The tension between two tectonic plates near the Aleutian Islands in southwestern Alaska could cause a quake big enough to send a giant tsunami directly at California, experts say.
An area from San Francisco to Los Angeles lies in a perpendicular direction from a section of the trench where the Pacific Plate is digging under the edge of the North American Plate.
That section, called the Semidi, has lain unstressed for too long, according to geophysicist John Miller and a team at the U.S. Geological Survey, and so they postulate that the area is due for a rupture.
The resultant subduction quake caused by a rupture could trigger a tsunami, National Public Radio reports.
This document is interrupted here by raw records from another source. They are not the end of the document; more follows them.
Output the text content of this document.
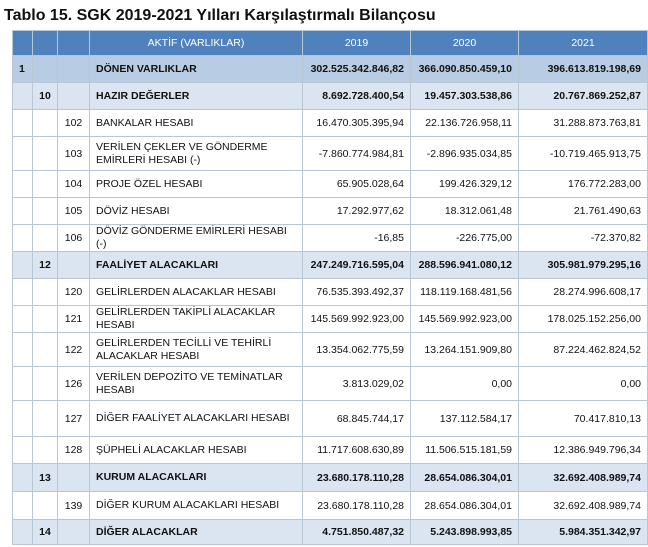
Tablo 15. SGK 2019-2021 Yılları Karşılaştırmalı Bilançosu
			AKTİF (VARLIKLAR)	2019	2020	2021
1			DÖNEN VARLIKLAR	302.525.342.846,82	366.090.850.459,10	396.613.819.198,69
	10		HAZIR DEĞERLER	8.692.728.400,54	19.457.303.538,86	20.767.869.252,87
		102	BANKALAR HESABI	16.470.305.395,94	22.136.726.958,11	31.288.873.763,81
		103	VERİLEN ÇEKLER VE GÖNDERME EMİRLERİ HESABI (-)	-7.860.774.984,81	-2.896.935.034,85	-10.719.465.913,75
		104	PROJE ÖZEL HESABI	65.905.028,64	199.426.329,12	176.772.283,00
		105	DÖVİZ HESABI	17.292.977,62	18.312.061,48	21.761.490,63
		106	DÖVİZ GÖNDERME EMİRLERİ HESABI (-)	-16,85	-226.775,00	-72.370,82
	12		FAALİYET ALACAKLARI	247.249.716.595,04	288.596.941.080,12	305.981.979.295,16
		120	GELİRLERDEN ALACAKLAR HESABI	76.535.393.492,37	118.119.168.481,56	28.274.996.608,17
		121	GELİRLERDEN TAKİPLİ ALACAKLAR HESABI	145.569.992.923,00	145.569.992.923,00	178.025.152.256,00
		122	GELİRLERDEN TECİLLİ VE TEHİRLİ ALACAKLAR HESABI	13.354.062.775,59	13.264.151.909,80	87.224.462.824,52
		126	VERİLEN DEPOZİTO VE TEMİNATLAR HESABI	3.813.029,02	0,00	0,00
		127	DİĞER FAALİYET ALACAKLARI HESABI	68.845.744,17	137.112.584,17	70.417.810,13
		128	ŞÜPHELİ ALACAKLAR HESABI	11.717.608.630,89	11.506.515.181,59	12.386.949.796,34
	13		KURUM ALACAKLARI	23.680.178.110,28	28.654.086.304,01	32.692.408.989,74
		139	DİĞER KURUM ALACAKLARI HESABI	23.680.178.110,28	28.654.086.304,01	32.692.408.989,74
	14		DİĞER ALACAKLAR	4.751.850.487,32	5.243.898.993,85	5.984.351.342,97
Miller stated that the area around the Aleutian Islands has produced other tsunamis. Because the trench is shaped in an arc, the tsunamis caused by various earthquakes have targeted different areas, largely missing population centers.
But the Semidi section, which last ruptured in 1788, is due for another rupture, as it typically ruptures every 180 to 270 years. Miller argued that a tsunami triggered by a rupture in the Semidi section could match the size of Japan’s giant tsunami in 2011.
Another USGS team found a section of the trench whose rupture would send a tsunami directly at Hawaii.
Led by geologist Rom Witter, that team has theorized that despite the fact that opposing edges along the Fox Island section of the trench have moved, unlike the stationary Semidi section, the section has caused quakes and tsunamis before.